Getting Started with Dark Souls: Remastered Modding
DSR Mod Engine, the original-vs-Remastered distinction, and offline-only modding
Dark Souls: Remastered modding follows the same offline-only EAC-bypass pattern as Dark Souls III and Elden Ring, but with a smaller mod catalogue and DSR-specific tooling. This guide walks the basic install.
Step 1 — Confirm DSR vs original DS
Two separate games:
- Dark Souls (2011) — the original PC port. Famous for needing DSfix to be playable.
- Dark Souls: Remastered (2018) — updated PC release. Doesn't need DSfix; has its own (smaller) modding scene.
Steam's current default is Remastered.
Step 2 — Install DSR Mod Engine
DSR has its own mod engine fork (separate from Mod Engine 2). Download from Nexus or the relevant GitHub release. Configure per the README to point at your DSR install.

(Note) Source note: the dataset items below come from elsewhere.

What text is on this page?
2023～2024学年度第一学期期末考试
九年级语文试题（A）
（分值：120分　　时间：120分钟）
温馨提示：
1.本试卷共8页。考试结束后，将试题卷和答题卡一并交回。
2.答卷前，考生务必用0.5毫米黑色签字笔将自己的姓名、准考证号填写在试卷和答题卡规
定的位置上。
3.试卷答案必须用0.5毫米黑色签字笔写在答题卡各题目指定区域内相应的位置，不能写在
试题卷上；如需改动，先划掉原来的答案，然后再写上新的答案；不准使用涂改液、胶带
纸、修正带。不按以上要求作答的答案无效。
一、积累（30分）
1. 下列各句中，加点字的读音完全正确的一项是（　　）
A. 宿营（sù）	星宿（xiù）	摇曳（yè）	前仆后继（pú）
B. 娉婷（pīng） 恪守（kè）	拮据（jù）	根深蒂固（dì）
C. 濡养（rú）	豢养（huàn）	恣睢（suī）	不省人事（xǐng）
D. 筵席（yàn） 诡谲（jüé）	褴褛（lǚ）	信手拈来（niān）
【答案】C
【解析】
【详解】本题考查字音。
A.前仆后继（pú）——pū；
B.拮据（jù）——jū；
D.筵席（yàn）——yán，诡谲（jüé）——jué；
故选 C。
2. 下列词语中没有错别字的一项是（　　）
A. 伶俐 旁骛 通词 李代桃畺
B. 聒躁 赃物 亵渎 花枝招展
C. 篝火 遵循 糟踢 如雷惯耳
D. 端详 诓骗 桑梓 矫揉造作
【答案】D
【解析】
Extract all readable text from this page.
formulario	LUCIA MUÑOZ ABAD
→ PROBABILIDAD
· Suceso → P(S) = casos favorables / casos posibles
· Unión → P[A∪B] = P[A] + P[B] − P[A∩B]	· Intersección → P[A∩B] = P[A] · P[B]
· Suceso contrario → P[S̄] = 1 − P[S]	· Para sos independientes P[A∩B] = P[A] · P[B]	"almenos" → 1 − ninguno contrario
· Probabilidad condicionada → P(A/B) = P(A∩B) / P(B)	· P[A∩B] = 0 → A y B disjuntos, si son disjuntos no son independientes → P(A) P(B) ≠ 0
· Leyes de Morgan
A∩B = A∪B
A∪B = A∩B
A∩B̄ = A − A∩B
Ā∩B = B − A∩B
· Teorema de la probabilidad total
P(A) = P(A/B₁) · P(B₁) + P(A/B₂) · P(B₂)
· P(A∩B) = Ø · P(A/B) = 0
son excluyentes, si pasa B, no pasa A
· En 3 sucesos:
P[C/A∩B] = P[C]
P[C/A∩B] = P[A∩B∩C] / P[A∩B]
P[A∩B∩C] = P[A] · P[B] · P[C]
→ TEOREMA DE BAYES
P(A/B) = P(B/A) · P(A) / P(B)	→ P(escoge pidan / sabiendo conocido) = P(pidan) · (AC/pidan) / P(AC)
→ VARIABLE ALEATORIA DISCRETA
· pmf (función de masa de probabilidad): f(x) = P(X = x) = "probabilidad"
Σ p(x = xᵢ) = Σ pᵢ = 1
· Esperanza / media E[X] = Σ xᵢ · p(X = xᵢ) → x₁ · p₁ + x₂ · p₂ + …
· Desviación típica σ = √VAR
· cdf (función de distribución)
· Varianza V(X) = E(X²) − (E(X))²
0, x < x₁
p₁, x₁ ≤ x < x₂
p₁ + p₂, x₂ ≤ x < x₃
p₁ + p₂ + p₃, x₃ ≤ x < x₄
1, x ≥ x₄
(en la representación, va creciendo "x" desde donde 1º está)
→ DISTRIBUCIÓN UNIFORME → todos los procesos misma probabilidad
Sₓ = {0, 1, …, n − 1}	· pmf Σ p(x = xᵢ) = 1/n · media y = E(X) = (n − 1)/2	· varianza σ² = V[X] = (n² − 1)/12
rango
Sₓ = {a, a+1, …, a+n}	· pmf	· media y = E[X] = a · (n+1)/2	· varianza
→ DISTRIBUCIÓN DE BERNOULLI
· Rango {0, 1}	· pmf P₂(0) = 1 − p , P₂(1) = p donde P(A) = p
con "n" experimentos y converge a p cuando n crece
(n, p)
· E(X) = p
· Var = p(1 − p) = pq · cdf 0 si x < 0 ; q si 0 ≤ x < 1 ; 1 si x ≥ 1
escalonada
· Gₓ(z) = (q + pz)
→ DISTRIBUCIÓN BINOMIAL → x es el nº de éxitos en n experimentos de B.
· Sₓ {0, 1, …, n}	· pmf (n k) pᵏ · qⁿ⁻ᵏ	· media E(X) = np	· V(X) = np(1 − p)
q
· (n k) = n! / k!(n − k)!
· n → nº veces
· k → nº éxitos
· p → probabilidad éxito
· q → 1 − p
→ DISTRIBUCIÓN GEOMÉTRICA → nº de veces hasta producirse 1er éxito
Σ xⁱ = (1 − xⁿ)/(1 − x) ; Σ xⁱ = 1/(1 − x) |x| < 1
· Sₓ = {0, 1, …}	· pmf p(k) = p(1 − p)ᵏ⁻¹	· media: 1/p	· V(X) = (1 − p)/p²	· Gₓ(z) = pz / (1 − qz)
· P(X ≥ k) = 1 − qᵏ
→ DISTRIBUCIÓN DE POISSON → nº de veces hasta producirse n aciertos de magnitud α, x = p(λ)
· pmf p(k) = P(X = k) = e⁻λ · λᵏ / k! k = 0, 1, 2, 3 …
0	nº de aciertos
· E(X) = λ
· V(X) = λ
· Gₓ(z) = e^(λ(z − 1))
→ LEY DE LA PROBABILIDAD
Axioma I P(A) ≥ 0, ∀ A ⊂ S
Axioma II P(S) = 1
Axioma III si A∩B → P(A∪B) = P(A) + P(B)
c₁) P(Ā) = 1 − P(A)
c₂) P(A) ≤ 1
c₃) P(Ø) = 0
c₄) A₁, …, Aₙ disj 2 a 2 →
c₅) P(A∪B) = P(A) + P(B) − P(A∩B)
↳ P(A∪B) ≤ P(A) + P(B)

Step 3 — Install your first mods
The DSR mod catalogue is smaller. Browse Nexus Mods DSR for the current crop. Texture replacements and balance mods dominate.
Step 4 — Launch with mods
Launch via DSR Mod Engine's script, not Steam direct. EAC must be bypassed for mods to load.
Step 5 — Save handling
Modded DSR saves should stay separate from any online play. Same caution as DS3.
Common gotchas
- Mod targeted original Dark Souls. Many "Dark Souls" mods on Nexus are for the original, not Remastered. Filter carefully.
- EAC blocks launch. Use DSR Mod Engine's launch script.
- Catalogue feels small. Yes. DSR's modding community migrated mostly to DS3 and Elden Ring.
If you specifically want to mod a Souls game, Dark Souls III has a much larger active community. See the DS3 guide for that more mature scene.